Elle eut honte en repensant à ce qui s'était passé la veille.
Au début, ils parlaient encore des secrets de la Race des Dragons et de l'Ancien Démon, tout était normal, mais quand ils s'endormirent au milieu de la nuit, Li Ran se relâcha progressivement.
Il fallut qu'il fasse quelque chose pour la tuer.
0………Look for flowers………………
Après tout, ce n'était que massage.
Il lui pinça les épaules, lui fourra les jambes, dut même l'aider à lui presser les pieds. C'était ce qu'il appelait « réflexologie plantaire ».

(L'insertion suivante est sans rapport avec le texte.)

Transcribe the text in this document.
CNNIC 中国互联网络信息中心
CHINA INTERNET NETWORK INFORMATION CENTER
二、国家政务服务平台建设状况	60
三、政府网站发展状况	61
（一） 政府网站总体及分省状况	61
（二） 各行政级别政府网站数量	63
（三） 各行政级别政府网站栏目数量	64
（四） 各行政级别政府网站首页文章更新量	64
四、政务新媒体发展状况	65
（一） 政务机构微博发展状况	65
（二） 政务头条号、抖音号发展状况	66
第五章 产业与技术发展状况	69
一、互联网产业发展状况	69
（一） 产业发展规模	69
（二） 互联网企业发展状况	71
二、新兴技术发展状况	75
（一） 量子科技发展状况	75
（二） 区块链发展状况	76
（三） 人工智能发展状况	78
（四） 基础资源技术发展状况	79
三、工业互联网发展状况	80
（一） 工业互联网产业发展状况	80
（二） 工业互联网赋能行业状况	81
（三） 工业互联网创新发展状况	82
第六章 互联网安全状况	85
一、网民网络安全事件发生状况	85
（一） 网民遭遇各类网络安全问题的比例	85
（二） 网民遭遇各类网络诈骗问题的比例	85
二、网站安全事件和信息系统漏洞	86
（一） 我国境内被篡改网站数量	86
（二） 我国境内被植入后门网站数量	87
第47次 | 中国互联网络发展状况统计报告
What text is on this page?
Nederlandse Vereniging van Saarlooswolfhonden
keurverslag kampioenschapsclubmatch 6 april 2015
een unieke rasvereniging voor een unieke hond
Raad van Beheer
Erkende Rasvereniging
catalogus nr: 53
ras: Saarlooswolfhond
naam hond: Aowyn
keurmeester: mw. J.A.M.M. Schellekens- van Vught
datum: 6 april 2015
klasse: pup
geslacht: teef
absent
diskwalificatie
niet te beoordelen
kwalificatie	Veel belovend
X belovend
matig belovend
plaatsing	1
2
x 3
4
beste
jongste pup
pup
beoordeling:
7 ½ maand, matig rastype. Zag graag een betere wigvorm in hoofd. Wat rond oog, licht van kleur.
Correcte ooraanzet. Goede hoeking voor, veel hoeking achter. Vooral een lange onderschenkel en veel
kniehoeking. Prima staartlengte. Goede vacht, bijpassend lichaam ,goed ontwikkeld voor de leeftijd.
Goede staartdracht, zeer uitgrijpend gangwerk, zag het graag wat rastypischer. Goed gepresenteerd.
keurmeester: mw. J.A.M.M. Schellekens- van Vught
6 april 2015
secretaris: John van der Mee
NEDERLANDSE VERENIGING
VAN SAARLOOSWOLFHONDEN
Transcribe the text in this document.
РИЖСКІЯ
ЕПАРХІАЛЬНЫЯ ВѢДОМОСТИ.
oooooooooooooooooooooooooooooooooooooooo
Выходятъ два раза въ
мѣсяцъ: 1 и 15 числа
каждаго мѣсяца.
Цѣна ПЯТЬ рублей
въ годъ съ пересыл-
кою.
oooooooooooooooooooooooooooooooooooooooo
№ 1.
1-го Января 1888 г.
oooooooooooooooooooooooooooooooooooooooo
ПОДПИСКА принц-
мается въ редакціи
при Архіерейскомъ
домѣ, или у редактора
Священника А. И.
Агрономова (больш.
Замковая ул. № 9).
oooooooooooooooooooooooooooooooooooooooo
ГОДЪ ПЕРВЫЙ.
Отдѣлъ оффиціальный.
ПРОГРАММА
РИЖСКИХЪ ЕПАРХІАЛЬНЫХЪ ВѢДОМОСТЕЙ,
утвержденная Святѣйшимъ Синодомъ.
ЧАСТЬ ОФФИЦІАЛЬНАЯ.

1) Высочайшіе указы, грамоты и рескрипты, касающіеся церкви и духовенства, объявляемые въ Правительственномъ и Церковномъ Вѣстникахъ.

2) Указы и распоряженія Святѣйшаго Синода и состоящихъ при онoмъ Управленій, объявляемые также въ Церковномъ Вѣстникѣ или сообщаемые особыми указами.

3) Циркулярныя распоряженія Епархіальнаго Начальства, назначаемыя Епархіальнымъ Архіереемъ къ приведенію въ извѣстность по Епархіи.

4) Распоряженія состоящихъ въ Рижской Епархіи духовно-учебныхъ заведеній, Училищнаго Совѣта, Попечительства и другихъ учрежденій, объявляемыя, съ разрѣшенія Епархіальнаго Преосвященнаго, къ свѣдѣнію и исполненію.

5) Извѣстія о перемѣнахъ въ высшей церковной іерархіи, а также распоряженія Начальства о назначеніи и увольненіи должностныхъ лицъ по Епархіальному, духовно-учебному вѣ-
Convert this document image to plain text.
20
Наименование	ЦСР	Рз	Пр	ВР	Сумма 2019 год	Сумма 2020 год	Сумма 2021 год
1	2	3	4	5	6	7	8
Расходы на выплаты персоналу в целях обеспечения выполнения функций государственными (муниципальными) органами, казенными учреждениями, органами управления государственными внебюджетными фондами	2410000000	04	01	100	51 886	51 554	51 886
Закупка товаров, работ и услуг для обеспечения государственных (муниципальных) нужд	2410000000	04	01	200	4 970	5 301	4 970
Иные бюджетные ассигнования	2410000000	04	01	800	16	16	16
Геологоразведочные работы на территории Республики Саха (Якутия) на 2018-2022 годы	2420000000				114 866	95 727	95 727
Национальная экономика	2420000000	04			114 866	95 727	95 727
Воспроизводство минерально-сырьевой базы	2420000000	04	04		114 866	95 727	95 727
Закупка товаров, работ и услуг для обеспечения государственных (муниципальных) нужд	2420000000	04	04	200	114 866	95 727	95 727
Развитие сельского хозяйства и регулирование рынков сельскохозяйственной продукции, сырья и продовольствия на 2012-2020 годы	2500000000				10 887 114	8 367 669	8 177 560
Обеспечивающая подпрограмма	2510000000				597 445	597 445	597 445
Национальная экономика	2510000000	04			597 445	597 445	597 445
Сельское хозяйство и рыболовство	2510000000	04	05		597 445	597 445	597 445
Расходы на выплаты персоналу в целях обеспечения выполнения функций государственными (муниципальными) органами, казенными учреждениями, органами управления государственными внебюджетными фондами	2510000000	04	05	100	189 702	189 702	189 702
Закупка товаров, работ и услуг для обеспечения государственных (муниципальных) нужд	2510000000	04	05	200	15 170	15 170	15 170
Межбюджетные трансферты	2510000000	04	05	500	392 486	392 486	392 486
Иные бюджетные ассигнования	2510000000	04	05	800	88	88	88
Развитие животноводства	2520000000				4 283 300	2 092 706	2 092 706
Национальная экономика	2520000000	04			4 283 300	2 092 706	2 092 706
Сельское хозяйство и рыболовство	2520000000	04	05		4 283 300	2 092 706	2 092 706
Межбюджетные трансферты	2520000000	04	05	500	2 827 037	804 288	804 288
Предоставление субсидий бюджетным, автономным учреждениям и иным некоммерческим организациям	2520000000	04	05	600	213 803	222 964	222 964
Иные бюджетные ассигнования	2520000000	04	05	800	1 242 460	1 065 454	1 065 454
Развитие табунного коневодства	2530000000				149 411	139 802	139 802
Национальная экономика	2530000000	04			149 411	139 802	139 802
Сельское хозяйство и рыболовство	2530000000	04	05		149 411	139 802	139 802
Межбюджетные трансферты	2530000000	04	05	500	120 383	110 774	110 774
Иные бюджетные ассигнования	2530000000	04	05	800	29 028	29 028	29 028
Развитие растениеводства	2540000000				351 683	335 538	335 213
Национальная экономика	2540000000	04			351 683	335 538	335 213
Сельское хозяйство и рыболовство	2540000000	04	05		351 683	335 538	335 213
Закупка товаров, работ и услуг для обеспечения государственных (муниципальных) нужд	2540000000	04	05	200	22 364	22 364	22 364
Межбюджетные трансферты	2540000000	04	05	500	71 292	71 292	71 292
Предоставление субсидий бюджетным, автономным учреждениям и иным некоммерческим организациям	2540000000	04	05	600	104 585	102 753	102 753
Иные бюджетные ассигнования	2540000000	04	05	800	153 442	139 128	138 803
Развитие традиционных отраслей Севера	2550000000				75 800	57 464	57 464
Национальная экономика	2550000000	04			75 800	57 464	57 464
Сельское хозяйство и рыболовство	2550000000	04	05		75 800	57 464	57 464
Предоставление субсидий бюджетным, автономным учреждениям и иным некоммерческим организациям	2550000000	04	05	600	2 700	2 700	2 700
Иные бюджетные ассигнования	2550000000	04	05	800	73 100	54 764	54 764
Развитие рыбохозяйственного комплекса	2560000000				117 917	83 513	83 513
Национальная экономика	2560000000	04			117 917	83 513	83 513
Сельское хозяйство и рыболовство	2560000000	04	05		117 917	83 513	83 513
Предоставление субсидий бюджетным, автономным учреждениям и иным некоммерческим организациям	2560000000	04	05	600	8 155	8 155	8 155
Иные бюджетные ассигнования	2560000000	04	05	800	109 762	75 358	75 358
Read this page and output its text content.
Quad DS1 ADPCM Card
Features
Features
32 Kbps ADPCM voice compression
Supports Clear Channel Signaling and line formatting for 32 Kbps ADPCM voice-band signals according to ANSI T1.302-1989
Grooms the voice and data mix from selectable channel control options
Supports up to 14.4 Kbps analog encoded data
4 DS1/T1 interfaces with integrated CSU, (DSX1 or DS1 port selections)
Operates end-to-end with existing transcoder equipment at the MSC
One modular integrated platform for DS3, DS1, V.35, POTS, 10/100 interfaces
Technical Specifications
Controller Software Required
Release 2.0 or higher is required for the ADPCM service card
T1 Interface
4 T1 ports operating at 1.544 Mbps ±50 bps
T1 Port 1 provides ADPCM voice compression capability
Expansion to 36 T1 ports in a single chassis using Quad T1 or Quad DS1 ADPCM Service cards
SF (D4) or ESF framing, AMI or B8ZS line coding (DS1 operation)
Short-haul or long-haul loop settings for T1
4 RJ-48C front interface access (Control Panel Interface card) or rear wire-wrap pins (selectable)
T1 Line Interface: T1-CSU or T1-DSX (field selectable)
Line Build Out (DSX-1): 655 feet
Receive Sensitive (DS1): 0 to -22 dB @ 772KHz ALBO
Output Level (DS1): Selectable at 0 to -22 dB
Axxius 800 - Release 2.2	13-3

Ça met mal à l'aise d'y repenser.
À la fin, elle fut occupée jusqu'à minuit, et après s'être assurée qu'elle n'était plus en colère, elle se coucha et s'endormit.
« Bah, c'est ridicule. Je ne sais pas où tu as appris ces trucs. »
Leng Wuyan rougit et grogna : « Quel cirque, tu ne l'écoutes pas sérieusement, tu ne fréquentes pas souvent les lieux de débauche, toi ? »
Sinon comment pourrais-tu les imiter si bien, avec un nom pour chaque geste ?
« C'est faux.
Li Ran secoua la tête et dit : « Le disciple est complètement autodidacte, il n'a été enseigné que par Maîtresse. »
« Tché, qui s'en soucie ? »
Leng Wuyan détourna la tête et renifla, mais le coin de sa bouche relevait légèrement.
« Maîtresse ne s'en soucie pas ? » demanda Li Ran en retour.
« Bo... bof. »
Leng Wuyan restait raide.
Li Ran sourit et n'ajouta rien.
Il connaissait trop bien le caractère de la maîtresse, le décrire par « langue de fer, cœur de guimauve, duplicité » n'était pas exagéré.
« Le disciple n'a qu'une maîtresse rare. »
Li Ran tendit la main pour l'enlacer, huma le parfum rafraîchissant, et sentit la paix.
Leng Wuyan était une existence extrêmement spéciale pour lui, et irremplaçable par quiconque.
Tant qu'elle était à ses côtés, son cœur était très stable.
Les joues de Leng Wuyan étaient rosées, et elle murmura tout bas : « Toi, rebelle, depuis quand as-tu appris à faire le bébé ? »
Tout en disant cela, elle tendit la main et lui ébouriffa les cheveux, ses yeux pleins de joie et de tendresse.
Après s'être entendus la veille, beaucoup de choses avaient déjà été dites, et l'intimité entre eux était revenue au passé.
Maintenant, elle ne pouvait plus se fâcher même si elle le voulait.
« Vraiment, je ne peux rien faire avec toi, je finirai par être mise en colère par toi plus tôt que tard. » dit Leng Wuyan avec colère.
Li Ran grimaça : « C'est déjà trop tard pour que le disciple fasse du mal à Maîtresse, pourquoi voudrait-elle encore la mettre en colère ? »
« Hum, ça sonne bien. »
Leng Wuyan renifla : « Si tu le penses vraiment, tu ne serais pas enlacé avec Yi Qinglan et Chu Lingchuan ! Ou alors tu peux rompre avec elles, comme ça je te croirai. »
« Eh bien, ça... »
Li Ran se gratta la tête, gêné. Cuiller.